Loud protests by Wisconsin public employee unions against a budget reform proposal from new Governor Scott Walker have drawn considerable national network news attention since Thursday, the day Democratic state senators fled the state in a last-ditch gambit to prevent the bill from becoming law. A story-by-story analysis by the Media Research Center shows the Wisconsin protests are a perfect case study in the media's longstanding double standard favoring left-wing causes while demonstrating much more hostility to the Tea Party and conservative protests.
Last March, as thousands protested on Capitol Hill in the days before the passage of ObamaCare, CBS's Nancy Cordes slammed it as "a weekend filled with incivility," while World News anchor Diane Sawyer painted the Tea Party as a violent gang, with "protesters roaming Washington, some of them increasingly emotional, yelling slurs and epithets." In August 2009, ABC anchor Charles Gibson complained how "protesters brought pictures of President Obama with a Hitler-style mustache to a town hall meeting," failing to mention that the signs were produced by Lyndon LaRouche's wacky fringe movement, not the Tea Party or conservatives.

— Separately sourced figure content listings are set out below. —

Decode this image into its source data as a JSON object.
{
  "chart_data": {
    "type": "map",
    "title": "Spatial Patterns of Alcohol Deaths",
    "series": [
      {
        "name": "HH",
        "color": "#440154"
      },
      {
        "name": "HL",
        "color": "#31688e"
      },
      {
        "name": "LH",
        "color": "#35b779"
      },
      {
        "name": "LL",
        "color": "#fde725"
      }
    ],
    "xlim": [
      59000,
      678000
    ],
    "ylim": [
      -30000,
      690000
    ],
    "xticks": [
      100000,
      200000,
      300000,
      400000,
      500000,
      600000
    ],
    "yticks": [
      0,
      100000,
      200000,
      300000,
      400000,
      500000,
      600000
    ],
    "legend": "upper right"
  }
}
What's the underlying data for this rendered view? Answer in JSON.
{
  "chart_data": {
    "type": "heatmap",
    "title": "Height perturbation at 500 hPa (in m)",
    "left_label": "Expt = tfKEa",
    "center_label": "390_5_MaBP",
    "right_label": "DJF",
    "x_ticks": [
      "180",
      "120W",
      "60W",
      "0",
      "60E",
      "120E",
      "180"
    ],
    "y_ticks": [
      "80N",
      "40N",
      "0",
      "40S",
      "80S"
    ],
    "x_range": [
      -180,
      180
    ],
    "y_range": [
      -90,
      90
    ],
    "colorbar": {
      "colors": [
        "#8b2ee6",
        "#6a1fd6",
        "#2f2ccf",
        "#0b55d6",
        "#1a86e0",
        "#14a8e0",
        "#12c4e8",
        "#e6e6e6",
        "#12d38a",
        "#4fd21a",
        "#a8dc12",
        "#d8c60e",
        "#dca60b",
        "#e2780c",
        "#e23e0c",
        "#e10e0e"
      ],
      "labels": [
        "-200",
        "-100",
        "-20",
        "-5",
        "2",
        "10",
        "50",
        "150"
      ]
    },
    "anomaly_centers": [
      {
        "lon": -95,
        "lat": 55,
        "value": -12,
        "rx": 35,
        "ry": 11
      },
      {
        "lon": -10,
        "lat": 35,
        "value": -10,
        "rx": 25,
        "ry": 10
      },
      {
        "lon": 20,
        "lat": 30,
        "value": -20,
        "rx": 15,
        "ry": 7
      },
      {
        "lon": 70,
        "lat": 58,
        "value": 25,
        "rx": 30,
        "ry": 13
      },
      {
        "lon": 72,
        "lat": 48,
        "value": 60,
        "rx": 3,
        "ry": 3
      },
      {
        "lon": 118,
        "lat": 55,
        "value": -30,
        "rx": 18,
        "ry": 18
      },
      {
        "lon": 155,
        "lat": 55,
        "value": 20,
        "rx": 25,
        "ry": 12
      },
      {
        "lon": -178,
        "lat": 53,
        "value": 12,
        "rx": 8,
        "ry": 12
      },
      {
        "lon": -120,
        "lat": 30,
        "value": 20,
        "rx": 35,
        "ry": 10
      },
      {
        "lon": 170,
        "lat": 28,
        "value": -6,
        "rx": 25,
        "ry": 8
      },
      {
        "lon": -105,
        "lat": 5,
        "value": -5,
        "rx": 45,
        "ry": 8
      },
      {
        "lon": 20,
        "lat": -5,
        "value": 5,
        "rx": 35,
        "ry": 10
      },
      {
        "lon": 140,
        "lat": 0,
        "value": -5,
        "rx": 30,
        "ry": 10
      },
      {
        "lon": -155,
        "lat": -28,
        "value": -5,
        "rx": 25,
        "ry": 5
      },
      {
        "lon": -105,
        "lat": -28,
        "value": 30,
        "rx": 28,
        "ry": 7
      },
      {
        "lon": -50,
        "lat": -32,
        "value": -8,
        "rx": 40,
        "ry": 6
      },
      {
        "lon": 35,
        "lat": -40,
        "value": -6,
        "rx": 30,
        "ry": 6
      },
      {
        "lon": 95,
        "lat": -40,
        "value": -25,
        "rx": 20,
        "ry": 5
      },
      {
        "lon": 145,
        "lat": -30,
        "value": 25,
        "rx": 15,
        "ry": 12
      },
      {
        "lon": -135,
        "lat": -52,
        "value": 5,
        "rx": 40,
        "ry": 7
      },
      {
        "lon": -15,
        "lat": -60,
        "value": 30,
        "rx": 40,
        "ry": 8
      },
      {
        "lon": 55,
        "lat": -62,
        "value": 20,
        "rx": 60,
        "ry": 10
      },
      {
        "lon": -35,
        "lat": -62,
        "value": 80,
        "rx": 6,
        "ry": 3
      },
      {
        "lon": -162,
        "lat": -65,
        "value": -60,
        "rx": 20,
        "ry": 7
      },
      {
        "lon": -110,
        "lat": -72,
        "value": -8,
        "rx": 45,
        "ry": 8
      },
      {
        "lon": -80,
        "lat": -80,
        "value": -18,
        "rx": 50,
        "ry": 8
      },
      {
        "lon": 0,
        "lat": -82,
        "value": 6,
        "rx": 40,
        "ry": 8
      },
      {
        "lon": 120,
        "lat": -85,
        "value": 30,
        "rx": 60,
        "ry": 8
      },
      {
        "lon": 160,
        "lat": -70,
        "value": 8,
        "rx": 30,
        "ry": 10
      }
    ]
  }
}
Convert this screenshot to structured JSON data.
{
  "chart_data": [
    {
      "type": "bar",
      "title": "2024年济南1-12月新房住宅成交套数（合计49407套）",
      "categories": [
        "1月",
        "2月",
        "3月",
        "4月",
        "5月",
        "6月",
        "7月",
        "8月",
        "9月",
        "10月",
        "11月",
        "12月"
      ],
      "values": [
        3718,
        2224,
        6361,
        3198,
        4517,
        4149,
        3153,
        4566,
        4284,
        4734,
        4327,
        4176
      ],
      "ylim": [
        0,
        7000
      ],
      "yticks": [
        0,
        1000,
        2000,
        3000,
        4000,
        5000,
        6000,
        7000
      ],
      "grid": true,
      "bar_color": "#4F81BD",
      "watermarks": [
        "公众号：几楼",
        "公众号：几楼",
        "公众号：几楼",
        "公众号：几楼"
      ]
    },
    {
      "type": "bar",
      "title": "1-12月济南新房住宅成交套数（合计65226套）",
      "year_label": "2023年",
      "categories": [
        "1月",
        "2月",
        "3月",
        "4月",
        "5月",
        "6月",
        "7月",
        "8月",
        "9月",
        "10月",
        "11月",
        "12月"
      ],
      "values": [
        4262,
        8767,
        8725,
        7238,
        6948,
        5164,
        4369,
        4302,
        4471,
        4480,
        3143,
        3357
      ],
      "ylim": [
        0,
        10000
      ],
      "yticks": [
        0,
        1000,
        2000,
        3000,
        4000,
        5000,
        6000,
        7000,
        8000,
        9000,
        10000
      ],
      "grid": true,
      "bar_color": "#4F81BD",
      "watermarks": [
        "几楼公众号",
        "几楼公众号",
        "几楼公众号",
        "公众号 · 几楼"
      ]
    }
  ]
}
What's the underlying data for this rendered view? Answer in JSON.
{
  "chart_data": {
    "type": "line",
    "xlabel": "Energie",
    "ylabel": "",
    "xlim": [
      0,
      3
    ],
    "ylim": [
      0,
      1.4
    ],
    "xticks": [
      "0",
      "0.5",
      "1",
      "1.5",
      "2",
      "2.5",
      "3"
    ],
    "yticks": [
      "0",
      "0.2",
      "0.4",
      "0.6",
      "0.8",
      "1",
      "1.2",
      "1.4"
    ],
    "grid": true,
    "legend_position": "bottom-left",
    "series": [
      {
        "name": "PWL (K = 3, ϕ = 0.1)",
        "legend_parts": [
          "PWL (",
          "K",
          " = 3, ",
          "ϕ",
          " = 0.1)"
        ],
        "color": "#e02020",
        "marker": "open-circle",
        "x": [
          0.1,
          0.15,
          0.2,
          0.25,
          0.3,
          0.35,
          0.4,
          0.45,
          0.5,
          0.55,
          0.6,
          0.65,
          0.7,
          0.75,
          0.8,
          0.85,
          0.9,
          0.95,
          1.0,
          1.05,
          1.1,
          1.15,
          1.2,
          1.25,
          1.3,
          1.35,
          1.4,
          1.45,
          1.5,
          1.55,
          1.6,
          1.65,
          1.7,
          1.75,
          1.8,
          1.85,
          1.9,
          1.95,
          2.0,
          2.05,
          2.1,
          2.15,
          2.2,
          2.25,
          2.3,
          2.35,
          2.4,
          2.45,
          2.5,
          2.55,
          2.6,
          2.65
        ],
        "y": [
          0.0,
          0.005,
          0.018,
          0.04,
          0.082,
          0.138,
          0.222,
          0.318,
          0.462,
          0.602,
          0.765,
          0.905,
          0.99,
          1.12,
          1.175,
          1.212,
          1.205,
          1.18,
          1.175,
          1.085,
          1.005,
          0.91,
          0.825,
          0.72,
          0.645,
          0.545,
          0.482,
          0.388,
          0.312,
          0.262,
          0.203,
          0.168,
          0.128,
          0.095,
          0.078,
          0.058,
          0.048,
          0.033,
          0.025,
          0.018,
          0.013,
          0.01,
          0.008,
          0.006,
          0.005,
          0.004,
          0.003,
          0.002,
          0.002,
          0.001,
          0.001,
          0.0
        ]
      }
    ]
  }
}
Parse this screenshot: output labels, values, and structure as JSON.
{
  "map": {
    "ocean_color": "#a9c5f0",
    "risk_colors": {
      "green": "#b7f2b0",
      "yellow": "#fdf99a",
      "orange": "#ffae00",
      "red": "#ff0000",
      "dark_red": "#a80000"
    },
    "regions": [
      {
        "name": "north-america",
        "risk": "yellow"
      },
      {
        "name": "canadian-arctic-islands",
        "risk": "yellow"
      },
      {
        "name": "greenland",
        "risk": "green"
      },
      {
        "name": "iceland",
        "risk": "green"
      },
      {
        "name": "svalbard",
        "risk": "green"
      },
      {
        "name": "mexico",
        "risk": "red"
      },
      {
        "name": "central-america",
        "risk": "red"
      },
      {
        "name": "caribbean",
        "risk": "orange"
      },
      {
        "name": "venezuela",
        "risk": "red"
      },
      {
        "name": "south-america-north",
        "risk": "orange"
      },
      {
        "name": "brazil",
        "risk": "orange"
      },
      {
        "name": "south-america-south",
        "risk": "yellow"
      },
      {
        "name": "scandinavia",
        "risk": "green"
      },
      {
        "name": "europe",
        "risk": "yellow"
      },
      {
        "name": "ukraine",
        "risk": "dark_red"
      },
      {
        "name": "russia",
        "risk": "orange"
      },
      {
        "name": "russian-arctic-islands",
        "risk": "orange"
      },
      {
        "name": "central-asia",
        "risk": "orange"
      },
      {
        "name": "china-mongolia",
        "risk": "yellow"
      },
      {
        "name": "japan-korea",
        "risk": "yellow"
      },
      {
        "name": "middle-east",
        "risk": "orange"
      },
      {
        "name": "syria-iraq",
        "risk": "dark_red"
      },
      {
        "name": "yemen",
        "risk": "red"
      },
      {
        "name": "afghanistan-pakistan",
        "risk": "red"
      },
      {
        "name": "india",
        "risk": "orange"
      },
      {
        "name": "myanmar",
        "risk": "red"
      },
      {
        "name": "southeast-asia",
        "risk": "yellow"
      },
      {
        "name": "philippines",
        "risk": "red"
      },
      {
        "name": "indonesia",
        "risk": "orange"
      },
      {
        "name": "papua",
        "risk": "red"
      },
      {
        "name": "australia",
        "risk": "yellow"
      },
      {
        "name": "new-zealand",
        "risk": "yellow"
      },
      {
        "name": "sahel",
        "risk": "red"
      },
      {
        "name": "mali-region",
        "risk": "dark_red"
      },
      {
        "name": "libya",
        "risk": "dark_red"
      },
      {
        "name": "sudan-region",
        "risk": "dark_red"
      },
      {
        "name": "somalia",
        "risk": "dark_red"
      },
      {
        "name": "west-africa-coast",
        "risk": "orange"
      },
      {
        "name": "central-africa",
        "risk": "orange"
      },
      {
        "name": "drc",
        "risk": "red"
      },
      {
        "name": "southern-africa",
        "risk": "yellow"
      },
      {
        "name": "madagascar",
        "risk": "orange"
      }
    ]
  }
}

Over the past several days, the liberal demonstrations in Wisconsin (bolstered by the national Democratic Party and President Obama's Organizing for America group) have included signs just as inflammatory as the ones that bothered the networks during the health care debate, including several showing Governor Scott Walker as Adolph Hitler. Others have likened Walker to Soviet dictator Joseph Stalin ("Scott Stalin") and recently deposed Egyptian autocrat Hosni Mubarak ("Walker = Mubarak").
Another protest sign drew a cross-hairs over a picture of Governor Walker's head, with the caption "Don't Retreat, Reload; Repeal Walker" — an obvious parallel to a Facebook map posted by Sarah Palin last year, although that much-criticized graphic placed the target sights on maps of congressional districts, not any politician's face.
Yet none of these signs in the hands of liberal protesters have drawn the slightest complaint from network journalists. MRC analysts examined all 53 ABC, CBS and NBC morning and evening news stories, segments and anchor briefs on the Wisconsin protests from Thursday, February 17 (when they first drew major national coverage) through Monday, February 21. While eight of the 53 stories (15%) visually displayed one or more of the signs described above, none elicited a single remark from the network correspondents.
Instead, network journalists actually suggested the "Walker = Mubarak" theme of some of the more inflammatory signs. On Sunday's This Week, for example, ABC's Christiane Amanpour linked Wisconsin to the uprisings against oppressive dictatorships: "Populist frustration is boiling over this week, as we've said, not just in the Middle East, but in the middle of this country as well." So did NBC's Brian Williams on Friday's Nightly News: "From the Mideast to the American Midwest tonight, people are rising up. Citizens' uprisings are changing the world." NBC's on-screen caption: "The Uprising at Home."
ABC's Diane Sawyer opened Thursday's World News by empathizing with the protesters:
Today, we saw America's money trouble meet a reality, a human reality, as teachers, nurses, tens of thousands of state workers took to the streets in this country, protesting cuts by the governors, saying to these governors, a promise is a promise. One lawmaker looked out at the crowds gathered in the Wisconsin capital today said it's like Cairo moved to Madison.
The only time network journalists fretted about the Wisconsin protests getting out of hand was when their favorite bogeyman, the Tea Party, became involved — as ABC's Barbara Pinto did on Saturday's Good Morning America: "Today, those demonstrations are expected to get more intense and more polarizing — we're watching police officers arrive here this morning. And that is because the Tea Party is staging a counter-demonstration of its own today."